A stormy Monsoon Session ahead

Top leaders of the BJP find themselves in the web of deep and damaging controversies

Since the Narendra Modi government came into being 14 months ago, no session of Parliament has seemed as threatening to the BJP as the Monsoon Session which commences today. This is due to two reasons.

Top leaders of the BJP find themselves in the web of deep and damaging controversies, and this has hurt its image. As such, Prime Minister Modi and his senior colleagues are doing everything to retrieve some of their elan in Parliament. The second reason is that the Congress, the main Opposition party, now seems to be putting up a far more focused resistance against the excesses of the ruling dispensation.
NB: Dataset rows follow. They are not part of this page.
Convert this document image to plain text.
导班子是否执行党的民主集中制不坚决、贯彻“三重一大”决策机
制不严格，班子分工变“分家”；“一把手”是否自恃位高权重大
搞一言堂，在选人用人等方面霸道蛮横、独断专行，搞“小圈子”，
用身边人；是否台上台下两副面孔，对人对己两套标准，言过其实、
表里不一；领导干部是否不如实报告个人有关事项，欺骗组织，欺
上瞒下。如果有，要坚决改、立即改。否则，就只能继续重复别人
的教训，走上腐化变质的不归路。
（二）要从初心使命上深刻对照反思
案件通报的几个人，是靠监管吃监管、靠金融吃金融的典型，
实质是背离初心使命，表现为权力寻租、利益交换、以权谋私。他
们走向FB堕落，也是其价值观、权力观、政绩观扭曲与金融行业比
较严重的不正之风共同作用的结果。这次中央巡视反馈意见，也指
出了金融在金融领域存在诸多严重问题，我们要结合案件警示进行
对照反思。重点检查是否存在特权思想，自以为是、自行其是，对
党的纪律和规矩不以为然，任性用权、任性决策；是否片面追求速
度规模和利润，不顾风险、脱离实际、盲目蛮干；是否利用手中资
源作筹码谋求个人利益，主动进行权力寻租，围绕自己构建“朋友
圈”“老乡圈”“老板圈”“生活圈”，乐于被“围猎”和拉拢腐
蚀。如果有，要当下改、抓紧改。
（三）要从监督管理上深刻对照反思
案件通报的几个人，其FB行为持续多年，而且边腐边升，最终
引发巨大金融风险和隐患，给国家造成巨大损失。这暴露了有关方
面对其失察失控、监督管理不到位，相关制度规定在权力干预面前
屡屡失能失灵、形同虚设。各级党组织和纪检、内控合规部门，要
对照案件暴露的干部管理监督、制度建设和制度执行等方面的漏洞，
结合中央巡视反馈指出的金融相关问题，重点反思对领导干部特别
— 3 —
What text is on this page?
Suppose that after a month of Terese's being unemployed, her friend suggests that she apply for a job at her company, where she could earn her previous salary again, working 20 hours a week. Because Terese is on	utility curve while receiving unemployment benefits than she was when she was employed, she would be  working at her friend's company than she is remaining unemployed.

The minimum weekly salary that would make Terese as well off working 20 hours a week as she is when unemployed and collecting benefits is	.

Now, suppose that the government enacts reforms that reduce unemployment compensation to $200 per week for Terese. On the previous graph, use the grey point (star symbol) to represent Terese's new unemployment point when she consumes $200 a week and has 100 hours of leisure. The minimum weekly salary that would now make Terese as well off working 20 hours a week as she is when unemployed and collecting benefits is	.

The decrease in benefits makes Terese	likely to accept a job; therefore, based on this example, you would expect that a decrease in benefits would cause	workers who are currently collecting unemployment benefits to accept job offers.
In particular, the party’s vice-president, Rahul Gandhi, is seeking to appear in a new avatar, very different from his earlier image of a reluctant leader.

He will now have the opportunity to make his case in Parliament in front of a huge national audience. This can be his session as much as Mr Modi’s. Many will be waiting to see if he can summon political aggression and tactical balance, and the extent to which the Congress can help forge a common Opposition approach with him as leader. The BJP has already revealed its hand. No minister or party functionary at any level is going to resign. Union home minister Rajnath Singh made this clear some weeks ago, saying this was the NDA, not the UPA.
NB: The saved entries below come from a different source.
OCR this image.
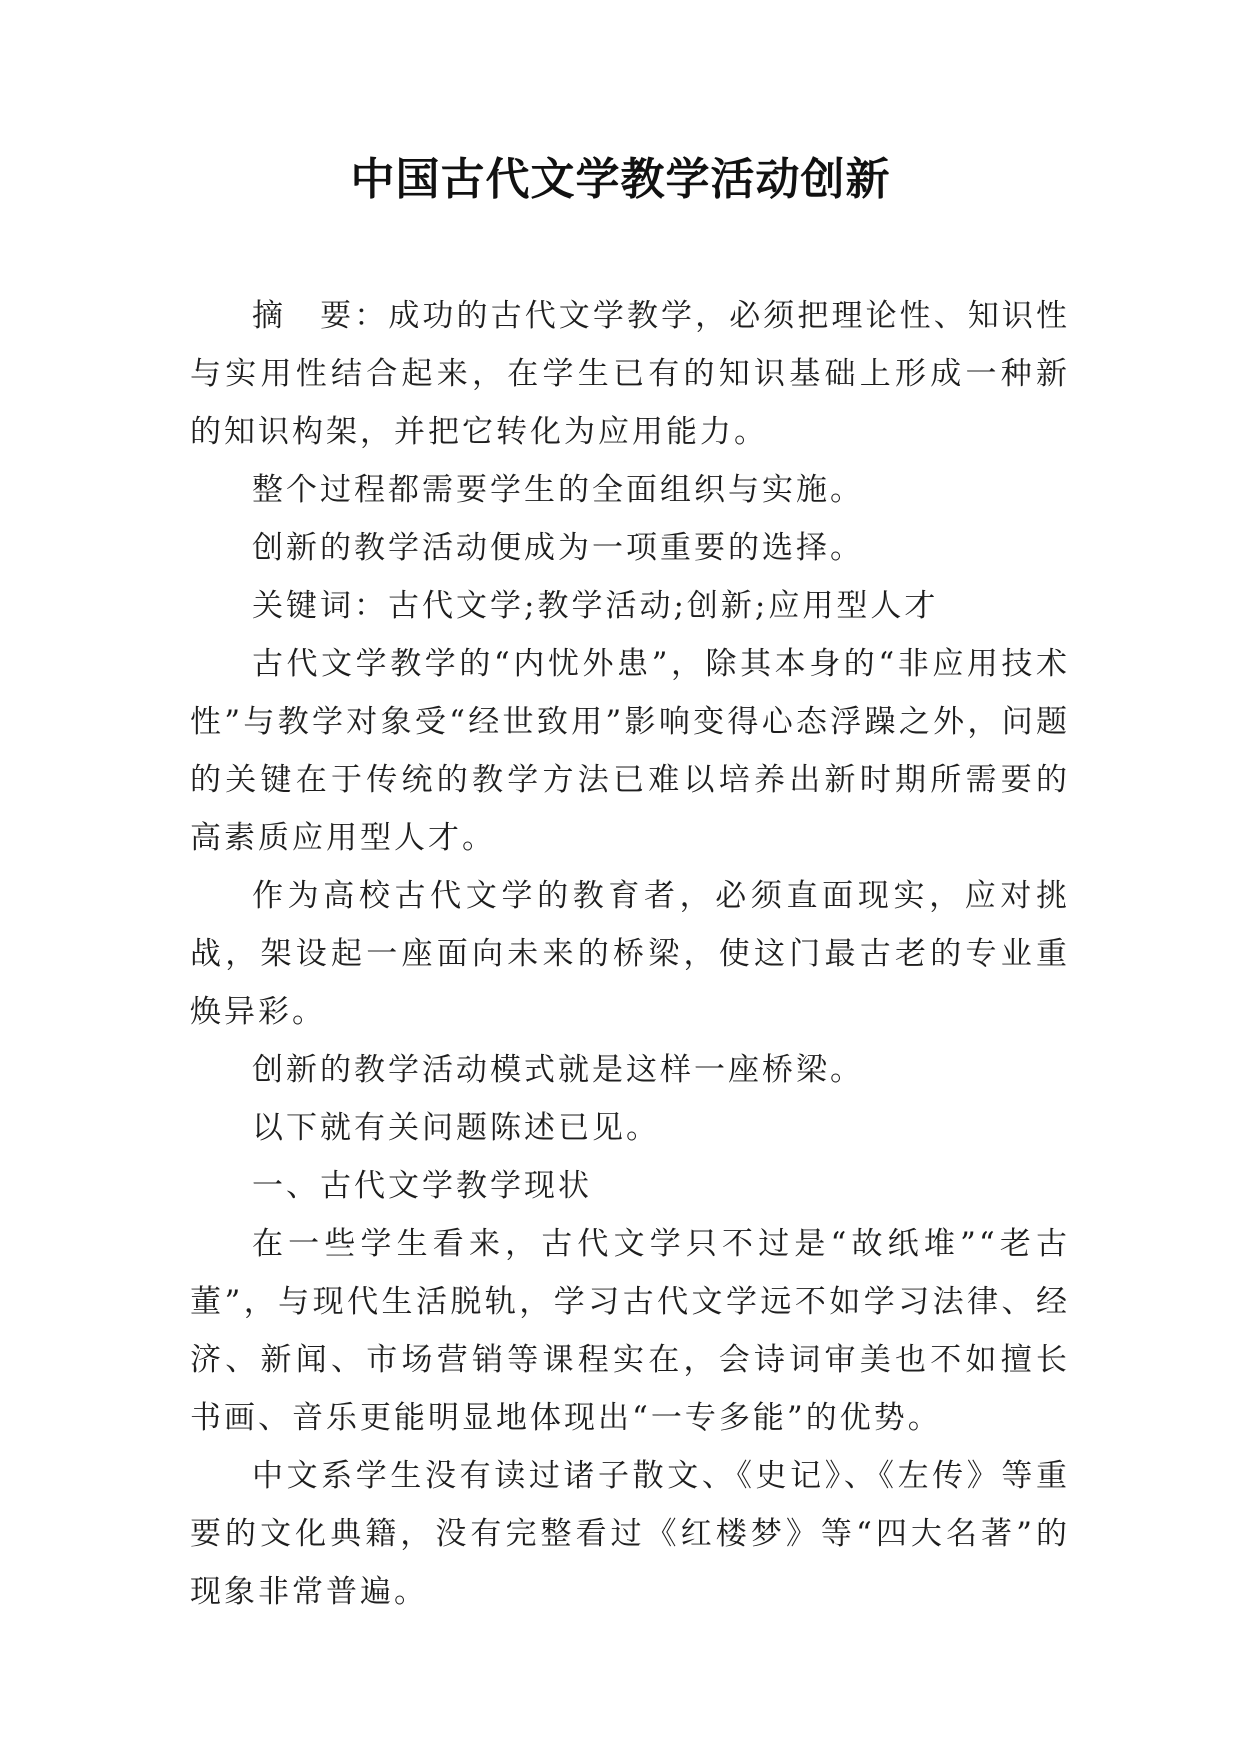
中国古代文学教学活动创新

摘　要：成功的古代文学教学，必须把理论性、知识性与实用性结合起来，在学生已有的知识基础上形成一种新的知识构架，并把它转化为应用能力。

整个过程都需要学生的全面组织与实施。

创新的教学活动便成为一项重要的选择。

关键词：古代文学;教学活动;创新;应用型人才

古代文学教学的“内忧外患”，除其本身的“非应用技术性”与教学对象受“经世致用”影响变得心态浮躁之外，问题的关键在于传统的教学方法已难以培养出新时期所需要的高素质应用型人才。

作为高校古代文学的教育者，必须直面现实，应对挑战，架设起一座面向未来的桥梁，使这门最古老的专业重焕异彩。

创新的教学活动模式就是这样一座桥梁。

以下就有关问题陈述已见。

一、古代文学教学现状

在一些学生看来，古代文学只不过是“故纸堆”“老古董”，与现代生活脱轨，学习古代文学远不如学习法律、经济、新闻、市场营销等课程实在，会诗词审美也不如擅长书画、音乐更能明显地体现出“一专多能”的优势。

中文系学生没有读过诸子散文、《史记》、《左传》等重要的文化典籍，没有完整看过《红楼梦》等“四大名著”的现象非常普遍。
It is not only Prime Minister Modi who has not uttered a word on any of the disturbing controversies — his external affairs minister Sushma Swaraj seeking quietly to come to the aid of Lalit Modi, a law evader, Rajasthan CM Vasundhara Raje’s equally dubious intercession with the British authorities to show the former cricket entrepreneur some favours, and Madhya Pradesh CM Shivraj Singh Chouhan’s seeming culpability in the widespread Vyapam scam in his state. The RSS top brass is also determinedly quiet. This is a signal to the BJP to battle it out.

On the eve of the Bihar Assembly election, the party has clearly decided not to allow the Opposition to cash in on its vulnerabilities, whatever this may mean for morality in public life. So, the reported plan of the ruling party is to seek to push the Congress on the back foot by pointing fingers at it on grounds of corruption. The governing entity seeking to fight off allegations of taint by calling the Opposition corrupt will no doubt make for extraordinary parliamentary practice.

What about the Parliament’s primary role of law-making? That could be a casualty if predictions of utter disorder in the House come true.